Avvertenza ai lettori: nell’ultima settimana ho cominciato e cancellato questo articolo cinque o sei volte. Colpa dei continui corteggiamenti, dichiarazioni, posizionamenti, svolte, incontri, scontri, contratti, prime bozze, ultime bozze, ultimissime bozze, appelli alla piazza e voltafaccia che hanno punteggiato la più lunga crisi di governo della nostra Repubblica. Scrivevo una cosa al mattino e a mezzogiorno era già carta straccia.
Ho deciso di riprovarci, dopo che Cottarelli ha salutato (e tutti a fargli i complimenti: “Ma che signore, che stile quel Cottarelli con lo zainetto sulle spalle”), dopo che l’avvocato Conte con voce un po’ malferma (ma era emozionato o semplicemente atterrito dall’arduo compito?) ha letto/annunciato la lunga lista dei ministri del Primo Governo Giallo-Verde: potevo finalmente mettermi a scrivere.

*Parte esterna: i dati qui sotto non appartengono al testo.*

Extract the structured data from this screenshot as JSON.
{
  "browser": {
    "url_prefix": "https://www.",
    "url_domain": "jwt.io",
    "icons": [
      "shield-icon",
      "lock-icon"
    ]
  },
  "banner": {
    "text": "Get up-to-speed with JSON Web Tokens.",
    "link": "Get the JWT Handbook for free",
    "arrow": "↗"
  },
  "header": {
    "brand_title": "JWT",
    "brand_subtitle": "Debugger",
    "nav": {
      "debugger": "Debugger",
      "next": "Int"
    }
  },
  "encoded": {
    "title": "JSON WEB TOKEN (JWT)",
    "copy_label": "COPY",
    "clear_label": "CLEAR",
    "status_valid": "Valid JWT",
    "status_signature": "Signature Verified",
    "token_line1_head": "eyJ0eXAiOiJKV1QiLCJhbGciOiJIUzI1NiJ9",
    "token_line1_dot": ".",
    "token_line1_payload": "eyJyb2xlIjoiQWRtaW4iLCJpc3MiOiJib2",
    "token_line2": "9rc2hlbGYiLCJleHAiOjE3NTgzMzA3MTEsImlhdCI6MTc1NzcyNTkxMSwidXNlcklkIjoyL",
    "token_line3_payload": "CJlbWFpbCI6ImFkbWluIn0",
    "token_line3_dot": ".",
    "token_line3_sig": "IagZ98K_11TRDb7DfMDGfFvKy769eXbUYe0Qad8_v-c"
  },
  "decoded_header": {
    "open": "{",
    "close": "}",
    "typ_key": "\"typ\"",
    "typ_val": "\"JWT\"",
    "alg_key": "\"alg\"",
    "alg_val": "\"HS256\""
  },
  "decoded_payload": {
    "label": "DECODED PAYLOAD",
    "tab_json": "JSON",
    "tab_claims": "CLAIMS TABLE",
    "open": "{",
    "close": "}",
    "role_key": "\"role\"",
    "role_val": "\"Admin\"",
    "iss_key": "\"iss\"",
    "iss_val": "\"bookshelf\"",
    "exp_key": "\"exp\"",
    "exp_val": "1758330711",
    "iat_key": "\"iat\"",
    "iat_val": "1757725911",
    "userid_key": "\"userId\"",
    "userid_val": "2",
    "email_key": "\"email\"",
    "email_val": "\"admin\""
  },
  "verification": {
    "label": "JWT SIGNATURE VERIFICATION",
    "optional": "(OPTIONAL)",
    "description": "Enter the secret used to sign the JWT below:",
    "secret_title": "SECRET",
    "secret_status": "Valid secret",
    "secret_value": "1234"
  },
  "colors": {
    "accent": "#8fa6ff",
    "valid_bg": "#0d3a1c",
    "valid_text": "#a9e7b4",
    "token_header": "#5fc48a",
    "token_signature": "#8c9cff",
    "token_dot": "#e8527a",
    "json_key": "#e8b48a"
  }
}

Intendiamoci, non qualcosa di duraturo, di definitivo – ché nelle prossime settimane e mesi ne vedremo di belle e di brutte, di cotte e di crude – ma insomma, almeno dal 1 giugno qualcuno bene o male proverà governarci.
Seconda avvertenza ai lettori: questo che segue non è propriamente un ponderato commento politico. Lo stile? Un strano tentativo, un incrocio tra un editoriale domenicale di Eugenio Scalfari e le pagelle sportive di Gianni Mura. Un elenco, ovviamente incompleto, di temi e protagonisti, con a fianco il voto raggiunto. E, visto che stiamo entrando in tempi di esami, vedrete che siamo assai lontani dalla sufficienza e dalla promozione.
Terza Repubblica: voto 4. Perché questa storia ce l’hanno detta e ripetuta di continuo durante 87 giorni (e sicuramente continueranno), ma abbiamo capito benissimo che quella che andava in scena era l’identica trama della Prima Repubblica. Le stesse furbizie, gli stessi avvertimenti trasversali, il dire Bianco al mattino e giurare Nero alla sera, gli stessi identici forni (aperti, chiusi, riaperti, richiusi) tipici della ingloriosa era democristiana. Per ora siamo fermi alla Prima Repubblica. Con una sola variante: la perdita della riservatezza (di un minimo di mestiere e spesso della decenza), cioè l’avvento dell’impero veloce e volgare di twitter, di facebook, degli hashtag applicati alla lotta politica.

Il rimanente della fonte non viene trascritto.